My solution? I make granola while I clean the kitchen. Or while I work in the laundry room. (Does the dirty clothes pile ever go away?) Or while I address and sign Christmas cards. Or … well, you get the idea.
It’s sort of the multitasker’s dream food. You can get SO much done in just an hour – and you also end up with a big, yummy, fresh, crunchy batch of homemade granola!
When I decided it was time for me to take on this “granola making” challenge, I did what most people do. I googled it. What I found was that many granola recipes call for lots of oil. Ok, but I really wanted to limit the fat and calories from oil. And, I usually sub in applesauce for most of the oil when I bake. Hmmmm … but would that work for granola???
Turns out that, yes, yes it does! My initial research gave me quite a few recipes, but none of them really spoke to me. I realized that I just needed to start experimenting and build my own recipe. So I pushed up my sleeves and went for it!
Both Shelley’s family and mine munched happily along as each batch got closer and closer to perfection. After at least five or six batches, we decided it was just right!
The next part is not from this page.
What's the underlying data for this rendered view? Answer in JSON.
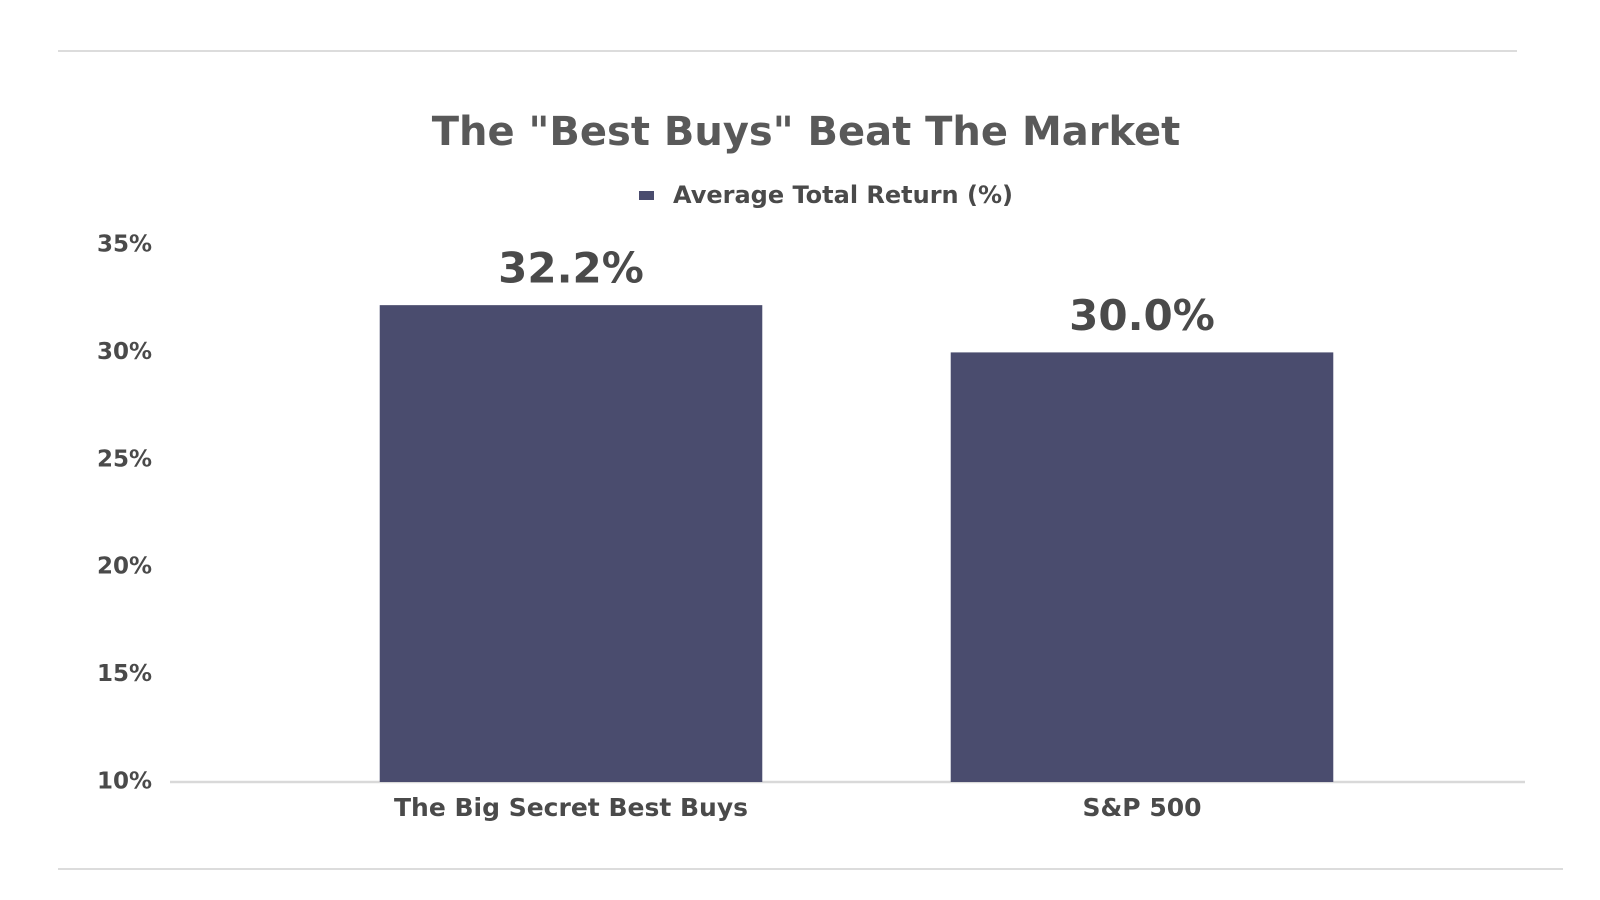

And honestly – we’re loving it. (One of the dangers of being a THK taste tester is that you often get totally hooked!)
Shoved in the back of the cupboard was an old bag of store-bought granola. I took a look at the label and was shocked. There were many (many!) ingredients listed (some nearly unpronounceable), yet when I was looking at the granola-in-a-bag I couldn’t really determine why some of those ingredients needed to be in there. I mean, I couldn’t see them … but apparently they were there. Blech!
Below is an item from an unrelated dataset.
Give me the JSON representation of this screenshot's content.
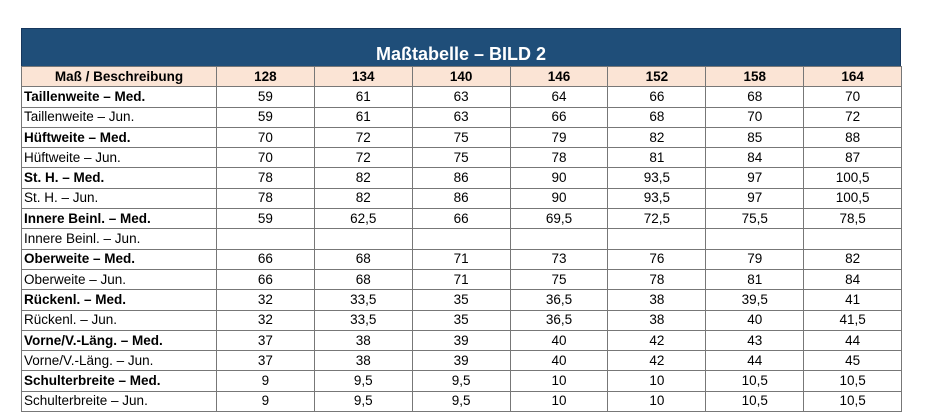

I love knowing that something my family eats (every day now!) is wholesome and full of good-for-you, nutritious ingredients that I can easily recognize and pronounce!
Really, you can do this. I promise! And, it’s sooooo worth it!
- 3 1/2 cups old-fashioned oats
- 1/2 cup nuts and/or seeds (we used roasted sunflower kernels, chopped walnuts and sliced almonds)
- 1/4 cup ground flaxseed meal
- 1/2 cup unsweetened applesauce
- 1 tablespoon honey
- 1 tablespoon canola oil
- 2 teaspoons cinnamon
- 1/4 teaspoon salt
- 1/2 cup coconut
- optional addition: 1/2 cup dried cranberries or other dried fruit of choice
- Preheat oven to 275°F.
- In a medium bowl, combine the oats with the mixed nuts and/or seeds and the ground flax.
- In a small, microwave-safe bowl, combine the applesauce, honey, canola oil, cinnamon, and salt. Microwave on 100% power for 1 minute, stirring after 30 seconds, just so that it is warm and a little thinner.
- Pour warm applesauce mixture over oat mixture and stir to combine. Add coconut and stir again to mix through.
- Spread granola mixture on parchment-lined baking sheet.
- Bake for 1 hour, stirring every 10-15 minutes.
- Remove from oven and allow to cool completely. Stir in dried fruit, if desired.
- Store in an airtight container for several days.
The recipe calls for 3 1/2 cups oats and 1/2 cup nuts and/or seeds. If you prefer more nuts for added crunch, simply make adjustments. Your total amount of oats and nuts/seeds should be 4 cups.
Nutrition Information:Yield: 9 servings Serving Size: 1/2 cup
Amount Per Serving: Calories: 226Total Fat: 10gSaturated Fat: 2gTrans Fat: 0gUnsaturated Fat: 7gCholesterol: 0mgSodium: 95mgCarbohydrates: 30gFiber: 6gSugar: 6gProtein: 6g
Nutrition calculation does not include optional dried fruit. Nutrition information should be considered an estimate only, and may vary depending on your choice of ingredients or preparation. No guarantees are made regarding allergies or dietary needs. Always consult a physician or dietician for specific advice and questions.